Der Bescheid des LRA vom 22. August 2016 ist insoweit rechtswidrig und verletzt die Klägerin in ihren Rechten (vgl. § 113 Abs. 1 Satz 1 VwGO).
a) Rechtsgrundlage für beiden Anordnungen ist § 100 Abs. 1 Satz 2 WHG i.V.m. Art. 58 Abs. 1 Satz 2 BayWG. Danach ordnet das LRA nach pflichtgemäßem Ermessen die Maßnahmen an, die im Einzelfall notwendig sind, um Beeinträchtigungen des Wasserhaushalts zu vermeiden oder zu beseitigen oder die Erfüllung der öffentlich-rechtlichen Verpflichtungen sicherzustellen, die nach oder aufgrund von Vorschriften des Wasserhaushaltsgesetzes, nach auf dieses Gesetz gestützten Rechtsverordnungen oder nach landesrechtlichen Vorschriften bestehen. Sowohl in Bezug auf Ziffer 2 als auch in Bezug auf Ziffer 3 des Bescheids vom 22. August 2016 handelte das LRA ermessensfehlerhaft, da es wiederum von falschen rechtlichen Voraussetzungen ausgegangen ist.
b) Die Untersagung der Weiternutzung der Quelle S… I zum Zwecke der Trinkwassernutzung mit Wirkung vom 31. Dezember 2018 in Ziffer 2 des Bescheids vom 22. August 2016 ist dabei unmittelbar mit der Versagung der beantragten wasserrechtlichen Gestattung verbunden, da die Untersagung der Weiternutzung auf die fehlende wasserrechtliche Gestattung gestützt wird. Insoweit liegen die gleichen Ermessensfehler des LRA vor, wie in Bezug auf Ziffer 1 des Bescheids vom 22. August 2016 (vgl. oben unter 1.).
c) In Bezug auf Ziffer 3 des Bescheids vom 22. August 2016 handelte das LRA ebenfalls ermessensfehlerhaft, indem es die weitere Nutzung der Quelle S… I zu Trinkwasserzwecken ohne wasserrechtliche Gestattung erlaubt (vgl. Ziffer 3 des Bescheids vom 22. 8.2016). Das LRA ermöglicht so eine formell illegale Gewässernutzung. Eine wasserrechtliche Erlaubnis kann auch nur für einen vorübergehenden Zeitraum erteilt werden, so wie sie das LRA auch im Rahmen des Markierungsversuches für die Quellen S… I und II mit Bescheid vom 3. März 2017 erteilt hat. Es stellt ein rechtswidriges Verhalten seitens des LRA dar, eine beantragte Gestattung zwar förmlich abzulehnen und eine Nutzungsuntersagung auszusprechen, dann aber genau das zunächst beantragte Verhalten ohne wasserrechtliche Gestattung zu ermöglichen bzw. sogar anzuordnen.
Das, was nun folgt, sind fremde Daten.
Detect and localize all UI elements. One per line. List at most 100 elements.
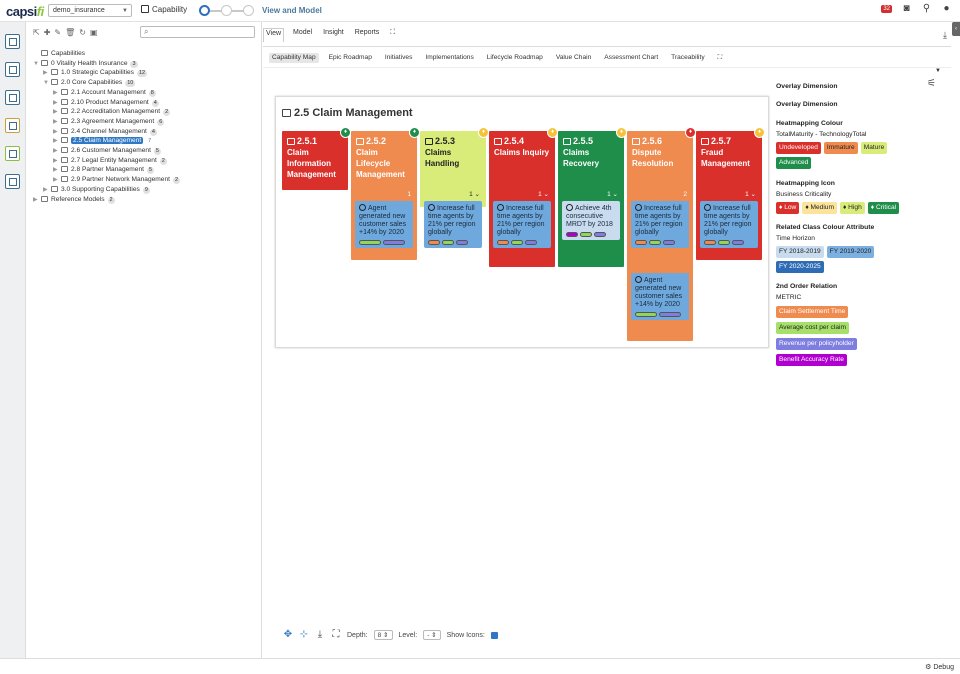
tree-item[interactable]: ▼ 0 Vitality Health Insurance 3 [33,59,138,68]
expand-arrow-icon[interactable]: ▶ [43,69,51,78]
metric-chip[interactable]: Claim Settlement Time [776,306,849,318]
capability-card[interactable]: 2.5.6 Dispute Resolution ♦ 2 Increase full t… [627,127,696,341]
collapse-arrow-icon[interactable]: ▼ [43,79,51,88]
related-metric-pill[interactable] [428,240,440,245]
metric-card[interactable]: Agent generated new customer sales +14% … [355,201,413,248]
folder-icon[interactable]: ▣ [90,28,98,37]
view-mode-slider[interactable] [199,4,257,18]
depth-select[interactable]: 8 ⇕ [373,630,393,640]
expand-arrow-icon[interactable]: ▶ [53,157,61,166]
metric-count[interactable]: 1 [407,189,411,200]
main-tab-2[interactable]: Insight [321,28,346,42]
related-metric-pill[interactable] [511,240,523,245]
expand-arrow-icon[interactable]: ▶ [53,89,61,98]
overlay-dimension-select[interactable]: Overlay Dimension [776,83,838,90]
tree-item[interactable]: ▶ 2.10 Product Management 4 [53,98,159,107]
related-metric-pill[interactable] [525,240,537,245]
slider-step-1[interactable] [199,5,210,16]
criticality-chip[interactable]: ♦ Medium [802,202,837,214]
download-icon[interactable]: ⤓ [315,630,325,640]
main-tab-3[interactable]: Reports [353,28,382,42]
related-metric-pill[interactable] [566,232,578,237]
maturity-chip[interactable]: Undeveloped [776,142,821,154]
edit-icon[interactable]: ✎ [54,28,61,37]
main-tab-0[interactable]: View [263,28,285,42]
metric-card[interactable]: Increase full time agents by 21% per reg… [631,201,689,248]
fit-icon[interactable]: ⛶ [331,630,341,640]
tree-item[interactable]: ▶ 2.8 Partner Management 5 [53,165,155,175]
move-icon[interactable]: ✥ [283,630,293,640]
related-metric-pill[interactable] [649,240,661,245]
time-horizon-chip[interactable]: FY 2020-2025 [776,261,824,273]
maturity-chip[interactable]: Advanced [776,157,812,169]
download-icon[interactable]: ⤓ [943,30,947,41]
metric-count[interactable]: 1 ⌄ [538,189,549,200]
notification-badge[interactable]: 32 [881,4,892,13]
main-tab-1[interactable]: Model [291,28,314,42]
capability-card[interactable]: 2.5.1 Claim Information Management ♦ [282,127,351,190]
expand-arrow-icon[interactable]: ▶ [53,128,61,137]
related-metric-pill[interactable] [359,240,381,245]
sub-tab-0[interactable]: Capability Map [269,53,319,63]
metric-count[interactable]: 1 ⌄ [469,189,480,200]
rail-report-icon[interactable] [5,174,20,189]
tree-item[interactable]: ▶ 3.0 Supporting Capabilities 9 [43,185,150,194]
filter-settings-icon[interactable]: ⚟ [927,78,936,89]
tree-item[interactable]: ▶ 2.2 Accreditation Management 2 [53,107,171,117]
collapse-panel-handle[interactable]: ‹ [952,22,960,36]
criticality-chip[interactable]: ♦ High [839,202,865,214]
expand-arrow-icon[interactable]: ▶ [43,186,51,195]
capability-card[interactable]: 2.5.4 Claims Inquiry ♦ 1 ⌄ Increase full tim… [489,127,558,267]
rail-grid-icon[interactable] [5,146,20,161]
maturity-chip[interactable]: Mature [860,142,888,154]
criticality-chip[interactable]: ♦ Critical [867,202,900,214]
expand-arrow-icon[interactable]: ▶ [53,118,61,127]
chevron-down-icon[interactable]: ⌄ [749,191,756,198]
sub-tab-8[interactable]: ⛶ [715,53,726,63]
tree-search-input[interactable]: ⌕ [140,26,255,38]
show-icons-checkbox[interactable] [490,631,498,639]
metric-card[interactable]: Agent generated new customer sales +14% … [631,273,689,320]
rail-list-icon[interactable] [5,62,20,77]
related-metric-pill[interactable] [383,240,405,245]
expand-arrow-icon[interactable]: ▶ [53,147,61,156]
tree-item[interactable]: ▶ 2.1 Account Management 8 [53,88,156,97]
capability-card[interactable]: 2.5.7 Fraud Management ♦ 1 ⌄ Increase full t… [696,127,765,260]
slider-step-2[interactable] [221,5,232,16]
metric-count[interactable]: 2 [683,189,687,200]
tree-item[interactable]: ▶ 2.9 Partner Network Management 2 [53,175,181,185]
related-metric-pill[interactable] [580,232,592,237]
export-icon[interactable]: ⇱ [33,28,40,37]
chevron-down-icon[interactable]: ⌄ [473,191,480,198]
sub-tab-3[interactable]: Implementations [422,53,476,63]
location-icon[interactable]: ⚲ [921,3,932,14]
related-metric-pill[interactable] [732,240,744,245]
metric-chip[interactable]: Average cost per claim [776,322,849,334]
time-horizon-chip[interactable]: FY 2018-2019 [776,246,824,258]
tree-item[interactable]: ▶ 2.6 Customer Management 5 [53,146,161,155]
related-metric-pill[interactable] [635,240,647,245]
related-metric-pill[interactable] [718,240,730,245]
expand-arrow-icon[interactable]: ▶ [53,108,61,117]
sub-tab-5[interactable]: Value Chain [553,53,594,63]
expand-icon[interactable]: ⊹ [299,630,309,640]
metric-card[interactable]: Achieve 4th consecutive MRDT by 2018 [562,201,620,240]
tree-item[interactable]: ▶ 2.4 Channel Management 4 [53,127,157,136]
level-select[interactable]: - ⇕ [423,630,441,640]
rail-dashboard-icon[interactable] [5,34,20,49]
sub-tab-1[interactable]: Epic Roadmap [326,53,375,63]
user-icon[interactable]: ● [941,3,952,14]
rail-table-icon[interactable] [5,90,20,105]
related-metric-pill[interactable] [456,240,468,245]
metric-count[interactable]: 1 ⌄ [745,189,756,200]
metric-card[interactable]: Increase full time agents by 21% per reg… [700,201,758,248]
tree-item[interactable]: Capabilities [33,49,85,58]
expand-arrow-icon[interactable]: ▶ [53,137,61,146]
metric-card[interactable]: Increase full time agents by 21% per reg… [424,201,482,248]
tree-item[interactable]: ▶ 2.7 Legal Entity Management 2 [53,156,167,165]
debug-button[interactable]: ⚙ Debug [925,663,954,671]
related-metric-pill[interactable] [659,312,681,317]
capability-card[interactable]: 2.5.2 Claim Lifecycle Management ♦ 1 Agent g… [351,127,420,260]
maturity-chip[interactable]: Immature [823,142,858,154]
metric-card[interactable]: Increase full time agents by 21% per reg… [493,201,551,248]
Abschließend ist darauf hinzuweisen, dass gemäß Ziffer 13.3.3 der Anlage 1 des Gesetzes über die Umweltverträglichkeitsprüfung (UVPG) bei einer Entnahme von 5.000 m³ bis weniger als 100.000 m³ Grundwasser eine standortbezogene Umweltverträglichkeitsvorprüfung durchzuführen ist, wenn durch die Gewässerbenutzung erhebliche nachteilige Auswirkungen auf grundwasserabhängige Ökosysteme zu erwarten sind.
Nach allem war der Klage daher stattzugeben.
III.
Die Kostenentscheidung beruht auf § 154 Abs. 1 VwGO. Die Entscheidung im Kostenpunkt war gemäß § 167 Abs. 2 VwGO i.V.m. §§ 708ff ZPO für vorläufig vollstreckbar zu erklären.